Benchmarking Quickstart Guide
Get started with benchmarking Biblicus extraction pipelines in under 10 minutes.
Prerequisites
Biblicus installed:
pip install -e .Python 3.9 or higher
Optional dependencies based on pipelines you want to test:
pip install "biblicus[paddleocr]"for PaddleOCRpip install "biblicus[docling]"for Docling VLMspip install "biblicus[unstructured]"for Unstructured.io
Quick Start (5 minutes)
Step 1: Download Benchmark Dataset
python scripts/download_funsd_samples.py
This downloads 20 FUNSD form images into corpora/funsd_benchmark/ with ground truth text files.
What is FUNSD?
Form Understanding in Noisy Scanned Documents
199 annotated scanned forms
Real-world documents with noise and handwriting
Industry-standard OCR benchmark
Step 2: Run Quick Benchmark
Run a quick benchmark on a subset of pipelines:
python scripts/benchmark_all_pipelines.py \
--corpus-path corpora/funsd_benchmark \
--config configs/benchmark/quick.yaml \
--output results/quick_benchmark.json
What this does:
Tests 8+ extraction pipelines
Evaluates on 20 documents (~5-10 minutes)

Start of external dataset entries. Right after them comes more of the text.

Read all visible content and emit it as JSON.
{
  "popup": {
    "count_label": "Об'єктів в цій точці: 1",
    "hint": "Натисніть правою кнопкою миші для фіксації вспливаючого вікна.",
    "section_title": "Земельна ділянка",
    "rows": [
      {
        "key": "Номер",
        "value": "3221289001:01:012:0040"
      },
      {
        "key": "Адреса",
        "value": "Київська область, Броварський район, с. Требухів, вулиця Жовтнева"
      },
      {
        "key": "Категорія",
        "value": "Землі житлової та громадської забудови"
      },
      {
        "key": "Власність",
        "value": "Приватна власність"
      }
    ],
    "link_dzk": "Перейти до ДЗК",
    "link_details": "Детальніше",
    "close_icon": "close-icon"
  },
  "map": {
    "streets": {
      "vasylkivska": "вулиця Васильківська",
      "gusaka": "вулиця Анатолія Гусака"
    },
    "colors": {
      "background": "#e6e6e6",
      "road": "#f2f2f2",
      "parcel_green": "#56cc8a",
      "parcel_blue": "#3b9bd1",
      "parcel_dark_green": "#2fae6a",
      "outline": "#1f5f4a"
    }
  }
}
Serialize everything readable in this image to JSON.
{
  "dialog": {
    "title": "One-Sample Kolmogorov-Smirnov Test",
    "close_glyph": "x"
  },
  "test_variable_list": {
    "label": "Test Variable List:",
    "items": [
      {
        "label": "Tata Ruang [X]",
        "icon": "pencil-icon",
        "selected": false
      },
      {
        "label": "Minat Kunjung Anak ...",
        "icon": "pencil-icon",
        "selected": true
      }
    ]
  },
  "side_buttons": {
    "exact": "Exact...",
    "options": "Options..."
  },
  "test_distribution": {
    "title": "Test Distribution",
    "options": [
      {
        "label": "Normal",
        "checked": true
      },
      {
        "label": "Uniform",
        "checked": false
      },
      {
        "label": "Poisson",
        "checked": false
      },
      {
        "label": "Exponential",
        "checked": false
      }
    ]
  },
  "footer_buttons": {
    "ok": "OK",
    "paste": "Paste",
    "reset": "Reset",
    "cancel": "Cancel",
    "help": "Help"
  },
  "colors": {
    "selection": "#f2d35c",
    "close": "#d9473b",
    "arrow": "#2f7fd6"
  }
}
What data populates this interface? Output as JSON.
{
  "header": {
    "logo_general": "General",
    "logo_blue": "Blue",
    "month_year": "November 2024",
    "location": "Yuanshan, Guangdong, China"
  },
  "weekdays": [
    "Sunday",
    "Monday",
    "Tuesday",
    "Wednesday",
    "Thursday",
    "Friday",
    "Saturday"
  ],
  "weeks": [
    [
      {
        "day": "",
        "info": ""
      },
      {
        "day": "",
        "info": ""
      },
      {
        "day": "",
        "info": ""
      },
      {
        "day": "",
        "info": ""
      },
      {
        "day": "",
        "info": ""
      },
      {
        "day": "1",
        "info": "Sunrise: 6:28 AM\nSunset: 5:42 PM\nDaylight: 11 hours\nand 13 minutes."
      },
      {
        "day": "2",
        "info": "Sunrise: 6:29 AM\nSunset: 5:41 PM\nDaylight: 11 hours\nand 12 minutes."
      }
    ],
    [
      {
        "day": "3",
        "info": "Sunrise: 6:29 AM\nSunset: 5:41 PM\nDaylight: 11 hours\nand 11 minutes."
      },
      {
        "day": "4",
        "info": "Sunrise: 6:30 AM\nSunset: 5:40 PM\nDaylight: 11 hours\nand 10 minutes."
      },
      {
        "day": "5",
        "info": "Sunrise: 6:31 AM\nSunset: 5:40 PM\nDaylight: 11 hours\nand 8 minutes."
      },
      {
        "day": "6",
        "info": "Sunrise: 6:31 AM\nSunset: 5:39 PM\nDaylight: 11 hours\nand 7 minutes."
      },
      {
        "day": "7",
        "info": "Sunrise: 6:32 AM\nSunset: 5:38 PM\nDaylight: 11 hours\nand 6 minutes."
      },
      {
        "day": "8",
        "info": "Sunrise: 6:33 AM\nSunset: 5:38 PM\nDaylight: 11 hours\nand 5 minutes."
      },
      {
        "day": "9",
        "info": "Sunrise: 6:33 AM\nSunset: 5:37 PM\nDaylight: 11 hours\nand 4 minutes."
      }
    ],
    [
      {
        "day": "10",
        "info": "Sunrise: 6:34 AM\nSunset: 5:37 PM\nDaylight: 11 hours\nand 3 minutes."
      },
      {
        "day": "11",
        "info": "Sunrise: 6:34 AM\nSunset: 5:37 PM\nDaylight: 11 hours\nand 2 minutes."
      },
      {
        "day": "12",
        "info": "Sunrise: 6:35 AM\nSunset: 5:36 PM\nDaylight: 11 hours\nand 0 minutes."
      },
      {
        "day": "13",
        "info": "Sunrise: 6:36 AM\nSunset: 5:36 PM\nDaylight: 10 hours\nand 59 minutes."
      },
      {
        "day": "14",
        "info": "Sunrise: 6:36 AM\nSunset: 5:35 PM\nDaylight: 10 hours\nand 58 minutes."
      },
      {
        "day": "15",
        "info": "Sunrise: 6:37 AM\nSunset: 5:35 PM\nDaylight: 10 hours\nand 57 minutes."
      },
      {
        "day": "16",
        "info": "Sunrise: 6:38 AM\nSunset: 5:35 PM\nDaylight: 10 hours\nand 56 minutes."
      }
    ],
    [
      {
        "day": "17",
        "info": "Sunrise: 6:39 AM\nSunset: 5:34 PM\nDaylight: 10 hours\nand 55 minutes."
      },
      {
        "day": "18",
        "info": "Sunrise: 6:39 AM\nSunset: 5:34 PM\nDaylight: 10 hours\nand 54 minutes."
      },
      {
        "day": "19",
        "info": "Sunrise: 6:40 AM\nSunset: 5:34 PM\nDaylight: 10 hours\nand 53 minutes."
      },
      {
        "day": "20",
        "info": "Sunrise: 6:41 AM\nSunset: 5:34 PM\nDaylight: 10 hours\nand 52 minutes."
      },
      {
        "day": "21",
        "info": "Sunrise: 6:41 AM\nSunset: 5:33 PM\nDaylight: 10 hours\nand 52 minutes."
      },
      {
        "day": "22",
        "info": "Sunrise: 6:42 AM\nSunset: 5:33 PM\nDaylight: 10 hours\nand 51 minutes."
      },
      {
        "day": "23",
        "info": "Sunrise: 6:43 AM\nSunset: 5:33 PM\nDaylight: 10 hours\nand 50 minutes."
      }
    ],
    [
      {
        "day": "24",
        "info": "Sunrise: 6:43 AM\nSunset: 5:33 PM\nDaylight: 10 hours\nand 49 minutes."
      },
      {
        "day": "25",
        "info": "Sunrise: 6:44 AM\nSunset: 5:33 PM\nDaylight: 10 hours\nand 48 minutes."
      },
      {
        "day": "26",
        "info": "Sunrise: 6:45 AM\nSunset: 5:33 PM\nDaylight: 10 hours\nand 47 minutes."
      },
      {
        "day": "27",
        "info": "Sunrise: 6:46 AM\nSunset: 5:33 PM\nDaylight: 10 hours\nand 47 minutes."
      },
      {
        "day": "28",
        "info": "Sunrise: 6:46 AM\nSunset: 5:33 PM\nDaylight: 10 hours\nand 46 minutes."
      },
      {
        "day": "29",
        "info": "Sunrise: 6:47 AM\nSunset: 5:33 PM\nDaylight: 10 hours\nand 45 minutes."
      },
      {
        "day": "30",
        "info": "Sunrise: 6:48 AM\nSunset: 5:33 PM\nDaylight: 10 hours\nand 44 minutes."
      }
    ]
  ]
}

Generates comprehensive comparison report
Outputs results to
results/quick_benchmark.json
Step 3: View Results
Console summary:
cat results/quick_benchmark.json | jq '.pipelines[] | {name, f1: .metrics.set_based.avg_f1, recall: .metrics.set_based.avg_recall}'
Full report:
cat results/quick_benchmark.json | jq '.'
Example output:
{
"name": "paddleocr",
"f1": 0.787,
"recall": 0.782
}
{
"name": "docling-smol",
"f1": 0.728,
"recall": 0.675
}
Interpretation:
PaddleOCR has the highest F1 (0.787) → Best overall accuracy
Recall shows how much text each pipeline finds
See Metrics Reference for detailed explanations.
Standard Benchmark (30-60 minutes)
For more thorough validation before release:
python scripts/benchmark_all_pipelines.py \
--corpus-path corpora/funsd_benchmark \
--config configs/benchmark/standard.yaml \
--output results/standard_benchmark.json
Differences from quick:
Tests on 50 forms (vs 20)
More iterations for stable results
Takes 30-60 minutes
Recommended before major releases
Full Benchmark (2-4 hours)
For comprehensive evaluation:
python scripts/benchmark_all_pipelines.py \
--corpus-path corpora/funsd_benchmark \
--config configs/benchmark/full.yaml \
--output results/full_benchmark.json
Differences:
All 199 FUNSD documents
Exhaustive evaluation
Takes 2-4 hours
For research and paper publication
Benchmark Specific Pipelines
Single Pipeline Benchmark
Test just one pipeline:
python scripts/evaluate_ocr_pipeline.py \
--corpus corpora/funsd_benchmark \
--config configs/ocr-paddleocr.yaml \
--output results/paddleocr_results.json
Compare Two Pipelines
Direct comparison between two approaches:
python scripts/benchmark_heron_vs_paddleocr.py \
--corpus corpora/funsd_benchmark \
--output results/heron_vs_paddleocr.json
This script specifically compares:
Heron + Tesseract: Maximum recall, more noise
PaddleOCR: Best F1, balanced accuracy
Quick Layout-Aware Validation
Test layout-aware pipeline quickly:
python scripts/quick_benchmark_layout_aware.py
Validates the layout-aware Tesseract pipeline on a small subset.
Understanding Results
Key Metrics to Check
For Forms (FUNSD):
F1 Score - Overall accuracy (target: ≥0.75)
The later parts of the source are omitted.